Spodobały mi się kraty kute na oknach i drzwiach. Moze zamontuję...

Dziś Krzysiek jedzie na zakupy spozywcze. Musi mi też kupić magnez.

Coś złego sięostatnio ze mną dzieje, bo ciągle jestem głodna. Wczoraj zjadłam 6 placków z cukini i ziemniaków i było mi żal, że tylko tyle. Normalny człowiek je takie 3. Tyle daja w restauracji. Ważę dużo i nie mam prawa przytyć więcej. Teraz tyję juz od wszystkiego nie tylko od pieczywa, którego praktycznie nie jem. Zaczynam sie martwić.

31 lipca 2023 , Komentarze (4)

Nowy tydzień. U mnie ma byc pracowity, bo mam prawie we wszystkie dni działać w pracy dodatkowej. Muszę w sierpniu zarobić na opał - drewno. Chcę je kupić we wrześniu. Nie wiem jeszcze co kupię. Na razie mam około kubika mieszanego pocietego do palenia. Będę mieć wkrótce ścinki poprodukcyjne i zobaczę czy one nadają się tylko do porabania na podpałkę czy sa na tyle duże by nimi też palić. Jeśli tak to zamiast klocków kupię ścinki. Są tańsze i powinnam sama je pociąć. Nie trzeba by kupować pilarki.

Już prawie sierpień, a to oznacza póżniejsze lato. Jest szansa na chłodne, rześkie noce. W ogrodach i sadach bogactwo. Ja zbieram brokuły, dochodzą pomidory. Zebrałam ostatnio trochę malin i wiśni. Czekam na kalarepy. Jeszcze trochę a dojdą śliwki. Cały czas robię przetwory. Teraz poleci szybko do Matki Boskiej zielnej i już można czekać na sejmiki bocianów. 
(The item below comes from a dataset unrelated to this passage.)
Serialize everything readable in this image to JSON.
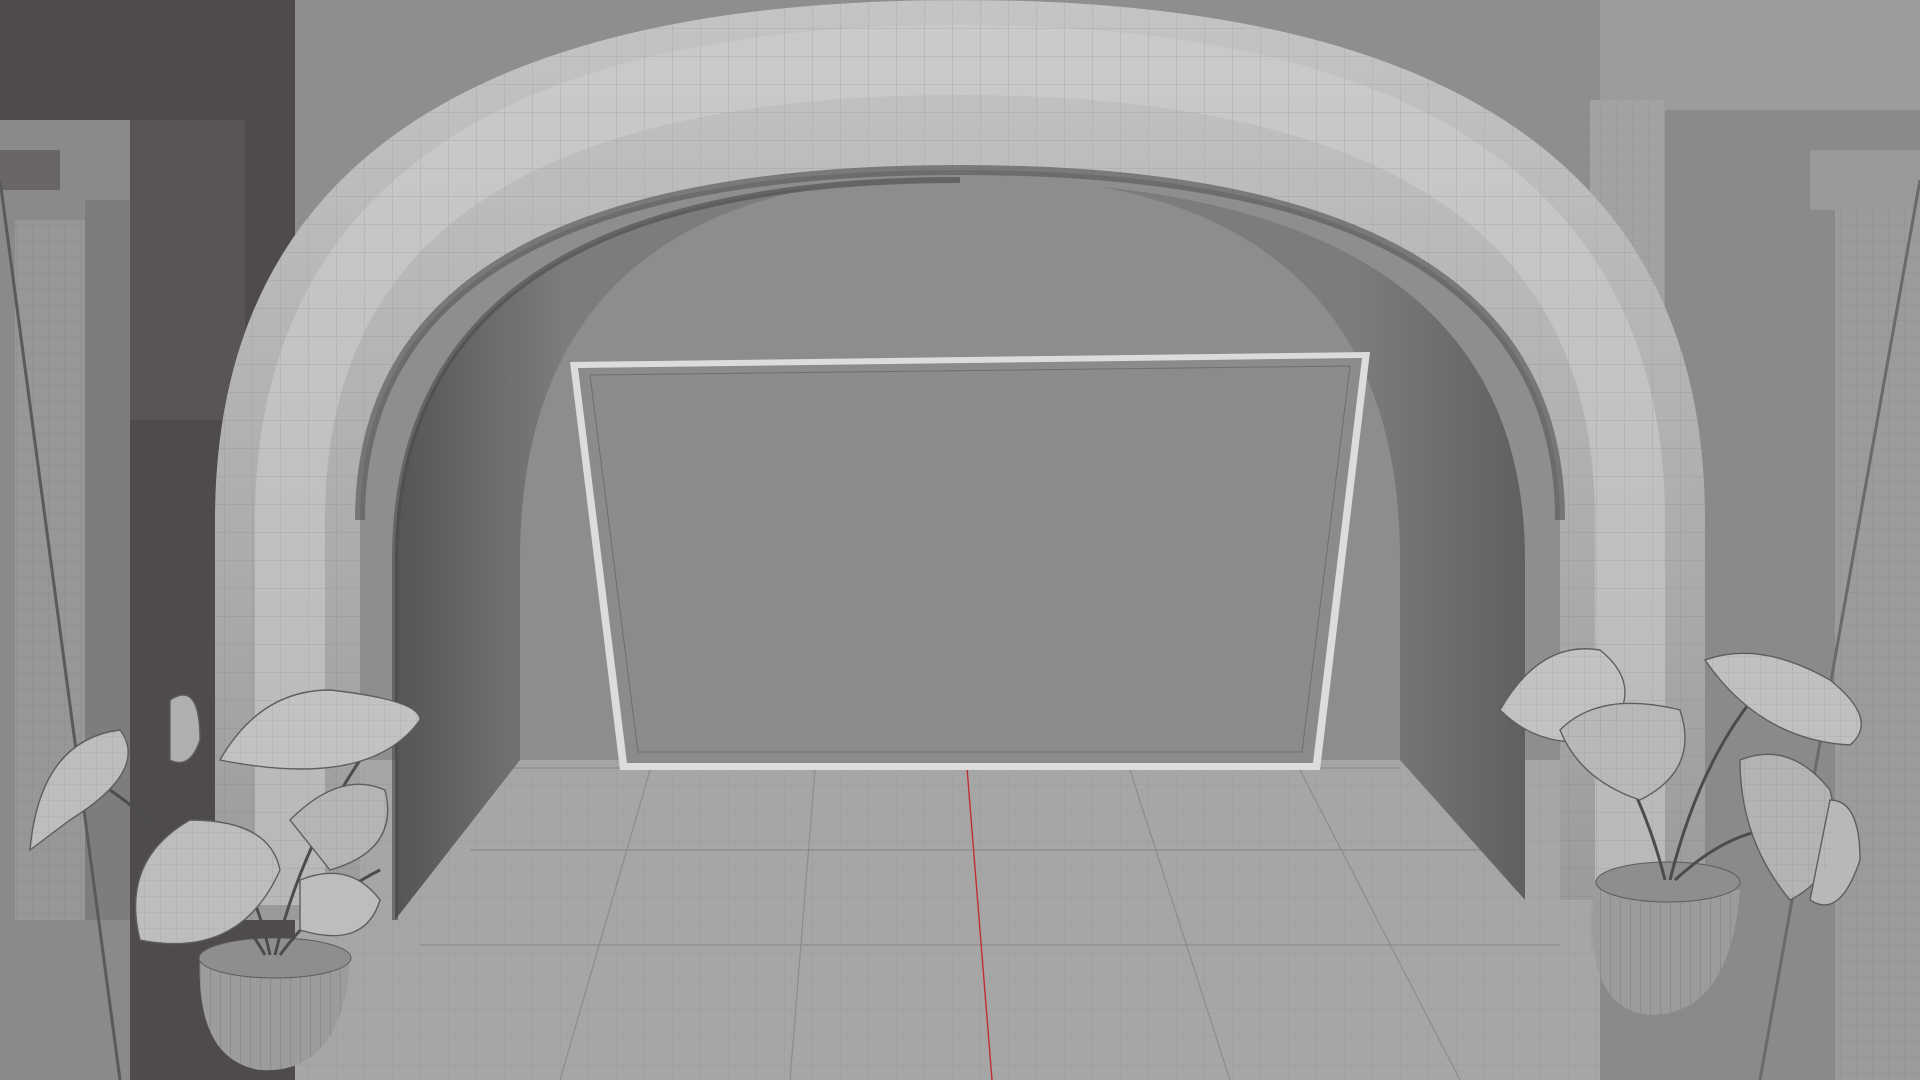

Kupiłam pelargonie na cmentarz i jakieś słabo kwitnace przyszły. Problemem sa tez deszcze. Sterczą teraz takie zielone badyle i nawet paczków nie widać. Nie ma sensu zawozić ich na cmentarz. Chyba je posadzę i wystawię przed dom. Na cmentarz zawizę znicze.

W tym roku jestem zadowolona z większości róż. Nie zakwityły 2 i już na Allegro nie kupię. Koleżanka, która uprawia róże od wielu lat twierdzi, ze warto kupić w szkólce róż. Te co nie zakwitły, solidnie przycięłam. Zobaczymy co z nimi. W tym roku chcę kupić kolejne róże do donic. Chyba kupię 2 pnące i jedną nizszą. Na ten moment mam wybrane. Wsadzę w październiku. Bardzo bym chciała kupić różę parkową- białą. Nie bardzo mam miejsce ale kombinuję...

Coś u mnie w pracy problemy ostatnio. Niektórzy ankieterzy nie pracują mimo gotowości. Odwoływane są całe zminany. Wystawiana jest lista. Ja ostatnio miałam w piatek pracować ale zostałam odwołana. Całej I zmiany nie było i ankieterzy zostali przesunieci. No nie wiem nie wiem. Czyżby to problemy chwilowe związane z urlopami? Oby się nie posypało, bo ja w sierpniu miałam zamiar pracować więcej. Oby się udało..

30 lipca 2023 , Skomentuj

Niedziela. Znowu niedziela. Jak ten czas szybko leci. Dziś miałam odpoczywać, a mam do zrobienia przetwory. Niby to mnie nie męczy, bo lubie robić ale jednak czasu do tego potrzeba.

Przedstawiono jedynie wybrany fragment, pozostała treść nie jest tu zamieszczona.